Um pouco antes de entrarmos no teatro, um painel com fotos do grupo, mostrou que, durante os últimos 10 anos eles não pararam de trabalhar, e quem prestou atenção naquelas fotos, percebeu uma mesma formação de atores, com variações pra mais, em alguns espetáculos e sempre com um núcleo que se repetiu de um espetáculo para outro, sob a batuta de um mesmo diretor, Cesar Valentin. e que deu aos trabalhos, cada vez mais, a segurança de uma assinatura cênica com qualidade que só é possível conquistar, quando se respeita a qualidade e se defende uma marca.
As mudanças de textura e cor do cenário, ora por intervenção da iluminação, ora pela própria interatividade dos atores, deu grande vigor ao espetáculo.
Já o espetáculo da vez, "No Quintal da Imaginação", nos faz ver um elenco que entra em cena de forma simples. Ricardo Amorim, Manuela de Lellis e Rafaela Solano, se entregaram ás personagens e deixaram-se levar pelo contexto e o enredo da peça, assim, com seus corpos adultos na pele de crianças, fizeram suas performances focadas muito mais na ética do que na estética - explico  -  não era um exercício mirabolante de "linguagem contemporânea de teatro experimental chato"; foi apenas teatro e nada mais. Isso mesmo, aquela coisa milenar, onde, três atores simplesmente, decidem brincar e expor sua veia artística interpretando a forma mais traiçoeira de personagem: crianças, e, consequência de verdade cênica atenta, acabam arrastando o público para uma viagem incrível superando qualquer tipo de estereótipo com seus talentos certeiros.
Nada pode ser mais delicioso do que um cenário todo branco, que vai, aos poucos, sendo "pintado" de cabo a rabo pelas personagens.
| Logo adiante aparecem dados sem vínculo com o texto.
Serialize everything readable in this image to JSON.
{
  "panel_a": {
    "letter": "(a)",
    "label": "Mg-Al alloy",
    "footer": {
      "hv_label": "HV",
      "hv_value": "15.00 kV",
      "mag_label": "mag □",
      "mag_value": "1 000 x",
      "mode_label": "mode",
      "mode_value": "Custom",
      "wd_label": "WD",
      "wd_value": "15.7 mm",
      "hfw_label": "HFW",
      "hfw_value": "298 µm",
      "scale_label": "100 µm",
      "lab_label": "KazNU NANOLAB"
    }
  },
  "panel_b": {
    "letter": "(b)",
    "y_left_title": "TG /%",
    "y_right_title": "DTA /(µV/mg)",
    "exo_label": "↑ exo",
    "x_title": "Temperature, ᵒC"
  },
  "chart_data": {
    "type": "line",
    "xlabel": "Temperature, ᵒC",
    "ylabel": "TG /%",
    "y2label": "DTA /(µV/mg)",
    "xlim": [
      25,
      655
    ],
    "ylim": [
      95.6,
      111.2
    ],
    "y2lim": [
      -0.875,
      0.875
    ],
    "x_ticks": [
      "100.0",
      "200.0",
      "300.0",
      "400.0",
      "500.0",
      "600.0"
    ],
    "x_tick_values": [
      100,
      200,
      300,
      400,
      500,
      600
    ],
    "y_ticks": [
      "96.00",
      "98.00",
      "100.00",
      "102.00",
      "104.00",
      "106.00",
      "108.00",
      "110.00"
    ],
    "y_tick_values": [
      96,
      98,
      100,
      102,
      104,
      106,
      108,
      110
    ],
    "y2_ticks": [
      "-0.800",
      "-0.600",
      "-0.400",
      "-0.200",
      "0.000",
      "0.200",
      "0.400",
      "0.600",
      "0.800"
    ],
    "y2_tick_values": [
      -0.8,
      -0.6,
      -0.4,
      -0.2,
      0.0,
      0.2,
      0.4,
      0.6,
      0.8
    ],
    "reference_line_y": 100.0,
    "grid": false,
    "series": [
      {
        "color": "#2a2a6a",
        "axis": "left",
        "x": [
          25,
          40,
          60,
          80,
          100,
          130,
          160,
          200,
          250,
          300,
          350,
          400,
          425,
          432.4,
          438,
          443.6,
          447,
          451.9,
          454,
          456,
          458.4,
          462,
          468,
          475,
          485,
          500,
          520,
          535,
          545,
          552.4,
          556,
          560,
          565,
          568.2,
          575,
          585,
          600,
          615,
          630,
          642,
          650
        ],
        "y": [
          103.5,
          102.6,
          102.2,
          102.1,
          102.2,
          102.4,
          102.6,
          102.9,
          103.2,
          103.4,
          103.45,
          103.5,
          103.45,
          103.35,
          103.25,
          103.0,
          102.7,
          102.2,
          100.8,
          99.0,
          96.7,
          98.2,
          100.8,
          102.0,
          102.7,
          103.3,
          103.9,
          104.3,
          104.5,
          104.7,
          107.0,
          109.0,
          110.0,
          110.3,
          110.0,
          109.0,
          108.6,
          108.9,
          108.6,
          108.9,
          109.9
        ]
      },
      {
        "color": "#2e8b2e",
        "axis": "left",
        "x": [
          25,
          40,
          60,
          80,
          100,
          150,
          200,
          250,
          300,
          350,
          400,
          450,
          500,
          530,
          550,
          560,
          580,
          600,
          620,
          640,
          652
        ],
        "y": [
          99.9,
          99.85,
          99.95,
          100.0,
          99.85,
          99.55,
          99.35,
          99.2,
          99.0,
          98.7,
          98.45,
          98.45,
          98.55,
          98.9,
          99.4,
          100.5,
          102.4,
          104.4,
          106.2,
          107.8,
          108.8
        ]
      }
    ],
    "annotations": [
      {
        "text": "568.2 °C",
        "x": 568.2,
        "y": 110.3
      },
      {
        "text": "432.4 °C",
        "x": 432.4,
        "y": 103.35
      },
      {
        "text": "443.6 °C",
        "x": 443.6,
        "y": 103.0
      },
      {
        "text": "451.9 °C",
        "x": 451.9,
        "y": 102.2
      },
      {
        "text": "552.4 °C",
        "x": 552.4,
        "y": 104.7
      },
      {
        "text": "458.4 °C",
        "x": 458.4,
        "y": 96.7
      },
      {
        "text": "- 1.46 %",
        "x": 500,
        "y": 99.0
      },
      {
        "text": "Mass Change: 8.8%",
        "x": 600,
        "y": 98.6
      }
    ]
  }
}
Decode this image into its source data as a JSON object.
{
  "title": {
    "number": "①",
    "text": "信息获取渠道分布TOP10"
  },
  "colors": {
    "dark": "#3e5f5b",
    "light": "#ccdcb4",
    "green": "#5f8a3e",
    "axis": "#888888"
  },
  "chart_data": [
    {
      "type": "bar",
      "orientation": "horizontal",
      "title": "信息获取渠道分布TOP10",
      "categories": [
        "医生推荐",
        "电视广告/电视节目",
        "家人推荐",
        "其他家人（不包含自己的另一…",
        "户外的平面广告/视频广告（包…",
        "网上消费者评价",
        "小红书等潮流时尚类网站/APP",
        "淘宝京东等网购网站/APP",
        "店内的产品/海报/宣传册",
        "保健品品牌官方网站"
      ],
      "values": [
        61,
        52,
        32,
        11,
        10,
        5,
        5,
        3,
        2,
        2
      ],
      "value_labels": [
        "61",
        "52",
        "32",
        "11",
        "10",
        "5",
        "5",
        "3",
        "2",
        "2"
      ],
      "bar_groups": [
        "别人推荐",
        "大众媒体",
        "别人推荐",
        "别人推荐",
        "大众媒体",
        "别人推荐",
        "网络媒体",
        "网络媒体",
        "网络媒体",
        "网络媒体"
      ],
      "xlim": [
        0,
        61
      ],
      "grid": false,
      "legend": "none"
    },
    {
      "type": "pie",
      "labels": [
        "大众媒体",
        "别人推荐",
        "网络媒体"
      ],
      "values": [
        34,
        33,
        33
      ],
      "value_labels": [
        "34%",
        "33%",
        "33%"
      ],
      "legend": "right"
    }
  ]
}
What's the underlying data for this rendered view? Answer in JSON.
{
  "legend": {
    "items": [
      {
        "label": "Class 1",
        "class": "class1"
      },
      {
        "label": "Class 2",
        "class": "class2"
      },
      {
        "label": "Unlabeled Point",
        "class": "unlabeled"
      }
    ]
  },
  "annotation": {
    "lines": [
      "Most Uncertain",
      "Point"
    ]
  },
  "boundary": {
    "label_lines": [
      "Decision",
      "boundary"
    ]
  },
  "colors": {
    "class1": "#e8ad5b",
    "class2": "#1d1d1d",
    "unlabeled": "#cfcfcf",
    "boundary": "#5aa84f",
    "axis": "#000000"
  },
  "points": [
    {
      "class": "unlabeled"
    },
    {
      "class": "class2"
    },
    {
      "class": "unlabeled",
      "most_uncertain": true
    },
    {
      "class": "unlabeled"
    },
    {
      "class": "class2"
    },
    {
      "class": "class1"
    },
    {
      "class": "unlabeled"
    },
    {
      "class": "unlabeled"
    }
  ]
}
A peça começa completamente em branco e preto, com nuances de teatro de sombras e, de repente, uma guerra de tinta, pincéis e pós coloridos, dão cores ao espetáculo, causando frenesi no público que mal continha a vontade de invadir o palco; foram impedidos pela mão segura e atenta do diretor, Cesinha (Cezar Valentim) manteve tudo na quarta parede fazendo com que, a fluidez de cada cena acontecesse com um encadeamento e ritmo impressionantes. Destacou-se também, a profusão de adereços que foram surgindo de figurinos não menos surpreendentes. A harmonia entre cor e movimento, fez o espetáculo surgir aos nossos olhos como uma pintura modernista.

Manuela de Lellis, Ricardo Amorim e Rafaela Solano, saúdam uma platéia cheia. A família cabofriense compareceu e, pelo visto, gostou! Os aplausos foram conquistados, definitivamente.
Vale destacar a dramaturgia, um texto infantil que não pode, em hipótese alguma, ser confundido com "infantiloide". A caneta de Cesar Valentim é profunda e ao mesmo tempo alegre, deixou um rastro lúdico em cada respiração das cenas tão bem construídas. Foi bonito ouvir os estudantes-escritores do NUDRA (Núcleo de Dramaturgia do Oficena), comentarem sobre o excelente material disposto para a reflexão da platéia, como o fato de, a  peça tratar de um tema tão pesado como a censura e ao mesmo tempo questionar comportamentos políticos como a ditadura dos "marchas soldados", na verdade, as pequenas ditaduras existentes no seio da família brasileira, aquela que decide quando e como os filhos devem brincar, quando não os proíbem. Embora sejam "pancadinhas de amor", a ludicidade não mascarou a força do texto e a mensagem foi direto ao coração dos pais, que pareciam olhar para as crianças; dando razão às personagens da peça.